From the title you’ll probably guess that I’ve been spending some time this weekend playing the new Titanfall 2 ‘tech-test’, and you’ll probably guess from this article that I’m not that impressed with it. Apparently my opinion isn’t unusual at the moment since fans of the series are being unusually loud and grumpy over on Respawn’ forums but this isn’t an article about the game itself or my opinion of it. Instead it’s an article about the gullibility of gamers and the power of marketing…

Look at ANY current thread listing some issues with the Titanfall 2 demo and you’ll invariably see a slew of replies by people saying that the game is a ‘pre-alpha’ and that there’s plenty of time to make changes… and therein lies my frustration.

To understand my irritation with the idiocy of these comments you need to first understand that in software development terms like ‘alpha’ and ‘beta’ aren’t just thrown around. They mean very specific things in the testing and development cycle and represent specific levels of fixity in the software design.  A ‘pre-alpha’ (also called first-playable) is conceptual design and will not contain all the features of a release version. It’s fundamentally concerned with how core elements relate to each other, and what the final release will have in it (even if those elements aren’t designed yet). Pre-alpha and Alpha software is pretty much never made available outside of an internal testing and development team because there is still so much that can be changed and that’s the rub… pre-alpha usually occurs about 1 to 2 YEARS before release because there is still so much work to do in the game and so much variability.

Taking into account time to produce physical media and ship it, Respawn currently have about 6 weeks from the time of writing this to finish their code. That should tell you one thing – this isn’t a ‘pre-alpha’. If they’re going for their October release date than this is a late Beta piece of software and that means that no changes are being made to the code or assets with the exception of bug fixes if we’re using industry-standard terminology.

So why are Respawn calling this a pre-alpha and why are people buying into that obvious lie? It’s simple – gamers are generally a technically ignorant but endlessly optimistic group, and the game development culture has been taking advantage of those facts for years. By telling their fans that the game they are developing is in pre-alpha, Respawn’s marketing team are tapping into that optimism and ignorance to bolster their pre-orders and day-1 sales. Gamers honestly believe that large changes can and will be made as a result of this ‘pre-alpha’ technical test and will TRUST that their fundamental issues with the game will be resolved before launch… Imagine for a second that Respawn had said instead that the Titanfall 2 tech-test was actually a feature-complete demo and that minor tweaks to networking and balance would be the only changes made before launch – Do you think that would change the number of people pre-ordering? I do. And that’s what it’s all about. The money. Gone are the days when developers have a close and trusting relationship with their fanbase. With software development costs running into the tens and hundreds of millions of dollars the number one priority for a publisher is to milk gamers for as much as possible as fast as possible in order to recoup their investment. If that means lying to gamers, that’s OK. That’s standard fucking practice now. Look at the trainwreck that was the No Mans Sky launch for another example…

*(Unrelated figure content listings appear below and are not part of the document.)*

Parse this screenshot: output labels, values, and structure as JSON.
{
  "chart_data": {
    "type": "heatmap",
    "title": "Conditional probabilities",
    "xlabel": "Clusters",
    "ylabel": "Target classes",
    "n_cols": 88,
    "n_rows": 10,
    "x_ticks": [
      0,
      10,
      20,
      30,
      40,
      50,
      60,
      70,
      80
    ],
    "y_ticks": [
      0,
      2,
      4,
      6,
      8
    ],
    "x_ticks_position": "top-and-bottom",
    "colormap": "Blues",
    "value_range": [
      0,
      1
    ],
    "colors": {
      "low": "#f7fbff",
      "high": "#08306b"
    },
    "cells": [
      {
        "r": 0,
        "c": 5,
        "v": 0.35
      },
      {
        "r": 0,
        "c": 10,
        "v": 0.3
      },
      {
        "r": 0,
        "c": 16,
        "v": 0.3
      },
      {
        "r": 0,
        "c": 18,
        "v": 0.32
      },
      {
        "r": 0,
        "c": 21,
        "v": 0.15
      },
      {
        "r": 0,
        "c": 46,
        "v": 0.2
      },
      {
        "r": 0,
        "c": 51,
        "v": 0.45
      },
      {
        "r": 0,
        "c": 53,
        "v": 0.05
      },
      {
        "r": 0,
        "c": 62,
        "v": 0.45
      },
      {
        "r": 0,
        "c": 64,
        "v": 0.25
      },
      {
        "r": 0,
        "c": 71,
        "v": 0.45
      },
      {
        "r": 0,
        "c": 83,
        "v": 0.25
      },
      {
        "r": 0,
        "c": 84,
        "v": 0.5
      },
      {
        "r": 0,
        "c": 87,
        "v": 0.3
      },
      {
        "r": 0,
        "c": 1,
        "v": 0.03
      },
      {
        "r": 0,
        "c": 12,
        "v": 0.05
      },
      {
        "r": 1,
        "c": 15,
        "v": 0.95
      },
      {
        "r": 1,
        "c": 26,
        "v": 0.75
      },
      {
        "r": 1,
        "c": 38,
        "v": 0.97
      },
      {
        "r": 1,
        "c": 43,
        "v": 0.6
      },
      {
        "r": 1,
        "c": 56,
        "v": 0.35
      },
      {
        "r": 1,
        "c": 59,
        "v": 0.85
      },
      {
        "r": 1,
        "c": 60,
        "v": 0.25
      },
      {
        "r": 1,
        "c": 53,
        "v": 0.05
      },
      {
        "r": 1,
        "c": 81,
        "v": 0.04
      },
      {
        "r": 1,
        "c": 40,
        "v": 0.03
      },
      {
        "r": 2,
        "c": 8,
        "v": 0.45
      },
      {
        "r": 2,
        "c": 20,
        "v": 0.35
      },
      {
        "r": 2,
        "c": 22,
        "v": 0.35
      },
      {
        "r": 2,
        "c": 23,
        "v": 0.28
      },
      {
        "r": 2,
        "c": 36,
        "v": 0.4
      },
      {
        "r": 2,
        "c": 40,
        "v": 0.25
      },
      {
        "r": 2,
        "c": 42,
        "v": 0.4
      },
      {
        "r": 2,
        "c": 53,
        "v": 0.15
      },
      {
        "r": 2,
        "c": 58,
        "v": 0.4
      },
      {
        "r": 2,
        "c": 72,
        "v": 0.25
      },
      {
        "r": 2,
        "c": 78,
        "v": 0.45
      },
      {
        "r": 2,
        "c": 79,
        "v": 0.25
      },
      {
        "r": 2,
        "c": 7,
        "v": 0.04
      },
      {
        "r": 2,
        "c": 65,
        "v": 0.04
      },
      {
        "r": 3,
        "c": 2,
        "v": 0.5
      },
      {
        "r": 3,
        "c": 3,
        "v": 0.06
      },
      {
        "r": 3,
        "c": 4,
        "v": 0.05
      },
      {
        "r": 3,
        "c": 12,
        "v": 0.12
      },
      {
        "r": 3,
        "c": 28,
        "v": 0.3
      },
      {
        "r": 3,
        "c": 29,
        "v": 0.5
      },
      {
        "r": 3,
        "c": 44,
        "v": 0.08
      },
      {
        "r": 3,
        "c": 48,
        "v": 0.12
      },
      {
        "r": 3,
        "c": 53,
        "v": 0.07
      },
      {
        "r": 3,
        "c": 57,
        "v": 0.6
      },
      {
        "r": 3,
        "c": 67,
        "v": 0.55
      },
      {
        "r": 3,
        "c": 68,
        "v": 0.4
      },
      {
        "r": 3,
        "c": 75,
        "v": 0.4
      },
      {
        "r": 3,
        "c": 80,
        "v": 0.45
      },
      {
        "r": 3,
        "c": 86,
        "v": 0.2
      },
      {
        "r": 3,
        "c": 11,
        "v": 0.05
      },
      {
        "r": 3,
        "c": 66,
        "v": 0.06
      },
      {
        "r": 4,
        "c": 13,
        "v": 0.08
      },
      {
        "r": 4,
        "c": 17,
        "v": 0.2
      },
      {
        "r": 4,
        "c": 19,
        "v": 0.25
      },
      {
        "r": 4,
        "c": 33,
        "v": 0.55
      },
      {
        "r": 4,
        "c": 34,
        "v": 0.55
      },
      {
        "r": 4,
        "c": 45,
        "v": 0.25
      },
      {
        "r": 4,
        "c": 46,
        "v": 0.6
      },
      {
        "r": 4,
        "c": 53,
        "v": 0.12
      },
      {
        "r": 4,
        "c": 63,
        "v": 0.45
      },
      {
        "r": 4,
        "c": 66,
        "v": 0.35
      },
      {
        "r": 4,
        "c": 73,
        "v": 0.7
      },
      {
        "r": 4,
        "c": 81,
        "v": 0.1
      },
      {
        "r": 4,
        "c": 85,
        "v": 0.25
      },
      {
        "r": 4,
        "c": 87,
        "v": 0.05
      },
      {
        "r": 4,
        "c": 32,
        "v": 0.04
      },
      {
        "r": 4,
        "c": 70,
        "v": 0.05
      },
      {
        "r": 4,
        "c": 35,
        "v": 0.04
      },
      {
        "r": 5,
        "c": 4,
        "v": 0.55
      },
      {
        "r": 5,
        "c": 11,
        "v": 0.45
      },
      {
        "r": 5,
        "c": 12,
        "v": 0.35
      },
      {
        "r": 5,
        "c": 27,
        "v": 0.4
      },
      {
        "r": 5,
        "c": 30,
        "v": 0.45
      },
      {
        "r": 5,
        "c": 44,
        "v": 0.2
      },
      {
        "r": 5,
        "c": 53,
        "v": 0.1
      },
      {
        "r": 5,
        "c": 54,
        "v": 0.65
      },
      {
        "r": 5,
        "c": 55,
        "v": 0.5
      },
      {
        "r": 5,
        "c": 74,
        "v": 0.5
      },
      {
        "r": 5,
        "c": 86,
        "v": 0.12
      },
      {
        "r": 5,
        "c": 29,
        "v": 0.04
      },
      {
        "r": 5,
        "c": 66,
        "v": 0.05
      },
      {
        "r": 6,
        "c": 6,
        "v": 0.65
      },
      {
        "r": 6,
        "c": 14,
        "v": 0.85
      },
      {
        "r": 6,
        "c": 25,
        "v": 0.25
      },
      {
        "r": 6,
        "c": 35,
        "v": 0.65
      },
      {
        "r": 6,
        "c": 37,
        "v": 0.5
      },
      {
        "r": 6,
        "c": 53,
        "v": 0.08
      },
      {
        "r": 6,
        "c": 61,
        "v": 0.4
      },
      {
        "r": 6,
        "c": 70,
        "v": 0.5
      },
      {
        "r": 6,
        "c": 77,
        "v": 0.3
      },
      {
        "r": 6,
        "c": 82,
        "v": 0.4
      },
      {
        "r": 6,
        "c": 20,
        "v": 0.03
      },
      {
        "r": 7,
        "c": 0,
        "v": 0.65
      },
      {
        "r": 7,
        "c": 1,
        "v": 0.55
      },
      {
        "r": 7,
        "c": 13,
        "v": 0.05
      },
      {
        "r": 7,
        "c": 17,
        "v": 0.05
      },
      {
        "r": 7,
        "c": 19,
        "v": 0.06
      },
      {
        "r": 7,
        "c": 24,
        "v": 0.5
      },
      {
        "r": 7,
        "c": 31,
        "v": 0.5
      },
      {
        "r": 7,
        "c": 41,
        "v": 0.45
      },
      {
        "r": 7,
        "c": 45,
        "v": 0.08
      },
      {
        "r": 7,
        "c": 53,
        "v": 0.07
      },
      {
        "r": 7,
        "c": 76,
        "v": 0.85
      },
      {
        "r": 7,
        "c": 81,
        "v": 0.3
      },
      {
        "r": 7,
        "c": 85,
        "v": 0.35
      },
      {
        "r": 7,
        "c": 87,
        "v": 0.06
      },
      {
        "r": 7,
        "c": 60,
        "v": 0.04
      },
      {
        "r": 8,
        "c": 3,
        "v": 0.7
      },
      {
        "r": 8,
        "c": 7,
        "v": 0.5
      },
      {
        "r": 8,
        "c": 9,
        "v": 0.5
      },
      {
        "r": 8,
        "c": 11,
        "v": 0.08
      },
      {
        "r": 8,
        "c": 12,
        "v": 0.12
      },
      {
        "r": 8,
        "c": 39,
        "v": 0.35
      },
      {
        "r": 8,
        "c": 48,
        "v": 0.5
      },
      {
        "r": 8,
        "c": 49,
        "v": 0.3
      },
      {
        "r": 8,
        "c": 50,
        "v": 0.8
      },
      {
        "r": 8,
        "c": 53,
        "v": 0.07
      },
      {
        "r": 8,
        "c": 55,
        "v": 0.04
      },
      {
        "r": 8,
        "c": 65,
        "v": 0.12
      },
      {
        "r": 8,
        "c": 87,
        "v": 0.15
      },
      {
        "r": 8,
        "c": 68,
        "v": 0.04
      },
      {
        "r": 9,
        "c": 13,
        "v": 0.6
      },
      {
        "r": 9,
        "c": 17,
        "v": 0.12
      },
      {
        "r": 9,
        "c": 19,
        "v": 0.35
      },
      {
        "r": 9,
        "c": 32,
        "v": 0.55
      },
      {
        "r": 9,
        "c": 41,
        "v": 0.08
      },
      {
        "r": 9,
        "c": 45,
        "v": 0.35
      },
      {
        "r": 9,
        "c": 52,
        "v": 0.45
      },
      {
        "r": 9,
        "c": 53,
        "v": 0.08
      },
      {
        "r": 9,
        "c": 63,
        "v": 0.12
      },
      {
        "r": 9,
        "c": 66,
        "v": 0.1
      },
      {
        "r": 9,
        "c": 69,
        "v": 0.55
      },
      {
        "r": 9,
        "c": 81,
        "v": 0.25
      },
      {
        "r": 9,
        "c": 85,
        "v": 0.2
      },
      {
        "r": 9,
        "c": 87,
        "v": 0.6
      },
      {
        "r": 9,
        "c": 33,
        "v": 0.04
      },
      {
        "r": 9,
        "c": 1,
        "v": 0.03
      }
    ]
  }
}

And we’re still lapping it up.

The bit that frustrates me about all of this is that we as the gamers should be the Client in the relationship. We have the power to say what’s good and isn’t good, and the responsibility to ensure that shitty practices don’t become de-facto in the industry by not rewarding bad behaviors. Instead our own optimism is used against us and we give away that power as ‘exclusive pre-orders’ and ‘pre-downloads’ reward developers for making great marketing rather than great games, and paid-DLC and micro-transactions reward publishers for releasing incomplete games with the promise of ‘more to come’… it’s a fantastic trick – the developers and publishers now have all the power but none of the responsibility while wallowing in their piles of money taken from a naive consumer base.

The solution to this is simple. Don’t believe the hype. Don’t believe the marketing. Always question why you’re being told something… And don’t, for fucks sake, pre-order anything.